Due to the COVID-19 lockdown, the sample size was limited to 22 participants instead of 24, however this sample size was more than sufficient to detect an ICC greater than 0.95 with a confidence interval width of ~ 0.05 (Table 1) [31]. Furthermore, the sample size was comparable to other studies [14, 23, 24, 28, 35, 36]. A strength of this study was that the measurements were conducted by trained testers using a standardized protocol. In addition, to minimize the learning effect over the two sessions a practice session was introduced to familiarise participants with the measurements.

This study included healthy middle-aged and elderly adults since age-related decrease in muscle mass and/or strength (i.e. sarcopenia) begins at about 45 years of age [40]. Furthermore, this age group is more vulnerable to diseases compared to younger persons and may therefore be of interest in clinical studies [41]. However, patients might have different strength levels and strength control compared to healthy peers, possibly resulting in different SEMs and MDCs. As mentioned earlier, these measures play an important role in the interpretation of the progress in knee extension strength during a training or rehabilitation programme. Future research should therefore measure the SEMs and MDCs in different patient groups. In addition, a comparison between the Q-Force ӀӀ and an isokinetic dynamometer would add valuable information about the validity of the Q-Force ӀӀ.

Practical applications

The Q- Force ӀӀ has the advantage over hand-held dynamometry as it can reliably measure higher forces and it is more responsive to change. If the purpose or research question allows, it is recommended to measure the dominant leg. This achieves higher reliability and responsiveness compared to the HHD with stabilizer. When this is not possible, the Q force ӀӀ still has advantages over HHD with stabilizer, despite having similar reliability and responsiveness. First, the Q-Force ӀӀ is designed to enforce a standardized measurement independent of the space in which knee extension strength is measured and thus the fixation can be set the same over repeated measurements.
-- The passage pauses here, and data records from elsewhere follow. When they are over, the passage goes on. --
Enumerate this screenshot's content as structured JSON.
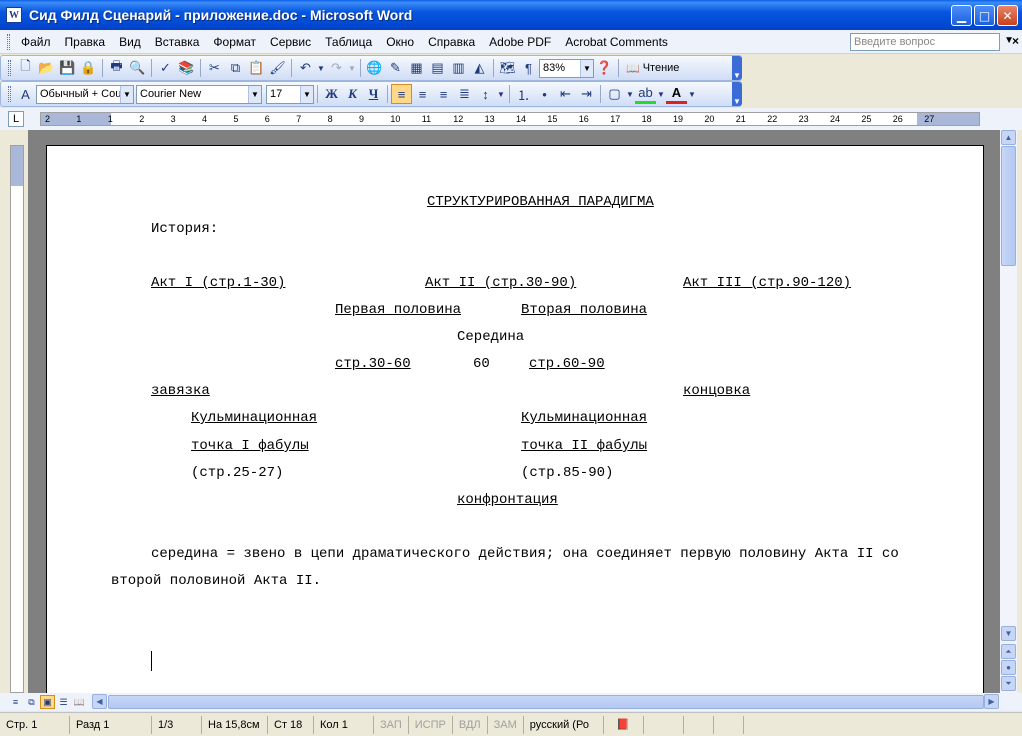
{
  "window": {
    "title": "Сид Филд Сценарий - приложение.doc - Microsoft Word",
    "icon_letter": "W"
  },
  "menu": {
    "items": [
      "Файл",
      "Правка",
      "Вид",
      "Вставка",
      "Формат",
      "Сервис",
      "Таблица",
      "Окно",
      "Справка",
      "Adobe PDF",
      "Acrobat Comments"
    ],
    "ask_placeholder": "Введите вопрос"
  },
  "toolbar": {
    "zoom": "83%",
    "reading_label": "Чтение",
    "style": "Обычный + Cou",
    "font": "Courier New",
    "size": "17"
  },
  "ruler": {
    "labels": [
      "2",
      "1",
      "1",
      "2",
      "3",
      "4",
      "5",
      "6",
      "7",
      "8",
      "9",
      "10",
      "11",
      "12",
      "13",
      "14",
      "15",
      "16",
      "17",
      "18",
      "19",
      "20",
      "21",
      "22",
      "23",
      "24",
      "25",
      "26",
      "27"
    ]
  },
  "document": {
    "title": "СТРУКТУРИРОВАННАЯ ПАРАДИГМА",
    "history": "История:",
    "act1": "Акт I (стр.1-30)",
    "act2": "Акт II (стр.30-90)",
    "act3": "Акт III (стр.90-120)",
    "first_half": "Первая половина",
    "second_half": "Вторая половина ",
    "middle": "Середина",
    "pages_30_60": "стр.30-60",
    "page_60": "60",
    "pages_60_90": "стр.60-90",
    "setup": "завязка",
    "resolution": "концовка",
    "climax1_l1": "Кульминационная",
    "climax1_l2": "точка I фабулы",
    "climax1_l3": "(стр.25-27)",
    "climax2_l1": "Кульминационная",
    "climax2_l2": "точка II фабулы",
    "climax2_l3": "(стр.85-90)",
    "confrontation": "конфронтация",
    "para_line1": "середина = звено в цепи драматического действия; она соединяет первую половину Акта II со",
    "para_line2": "второй половиной Акта II."
  },
  "status": {
    "page": "Стр.  1",
    "section": "Разд  1",
    "pages": "1/3",
    "position": "На 15,8см",
    "line": "Ст  18",
    "col": "Кол  1",
    "rec": "ЗАП",
    "trk": "ИСПР",
    "ext": "ВДЛ",
    "ovr": "ЗАМ",
    "lang": "русский (Ро"
  }
}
The reliability of using the Q-force ӀӀ in clinical practice is therefore expected to be more reliable compared to an HHD with stabilizer, where the fixation options are different and thus less standardized. Another advantage is the possibility to generate strength curves, which gives more insight in the rate of torque development and the coordination of the contraction. For one outcome (F-mean) trial 1 was significantly different compared to trials 2 and 3. The findings of this study suggest that performing three measurement trials after a familiarisation trial is appropriate for gaining reliable test-retest measurements. In addition, it is recommended to report the torque as outcome. The Q-Force ӀӀ is easy to transport and relatively cheap (our ‘in-house’ production costs were ~ €3.250) compared to isokinetic devices. The Q-Force ӀӀ is not only an affordable purchase, but also low-cost in maintenance. For example, it is not difficult to calibrate the Q-Force ӀӀ. The device can therefore be used in various (hospitalized) clinical populations, such as patients undergoing cardiac surgery. For example, it can be used to identify sarcopenia, since low muscle strength is the primary parameter in diagnosing this common muscle disorder [42]. Besides, the Q-Force ӀӀ is also suitable for measuring the isometric knee extensor strength of (elite) athletes, because it can reliably measure high forces.

Conclusions

The portable Q-Force ӀӀ is a comfortable, responsive, relatively cheap, and feasible device in its use among healthy adults. It is easy in use and maintenance, making it a potentially suitable instrument to measure knee extensor strength in a clinical setting. This study established an excellent test-retest reliability when using the Q-Force ӀӀ for measuring isometric knee extensor strength in middle-aged and older healthy adults. In future, the (intra- and inter-observer) reliability and validity of the Q-Force ӀӀ should be evaluated among different patient groups.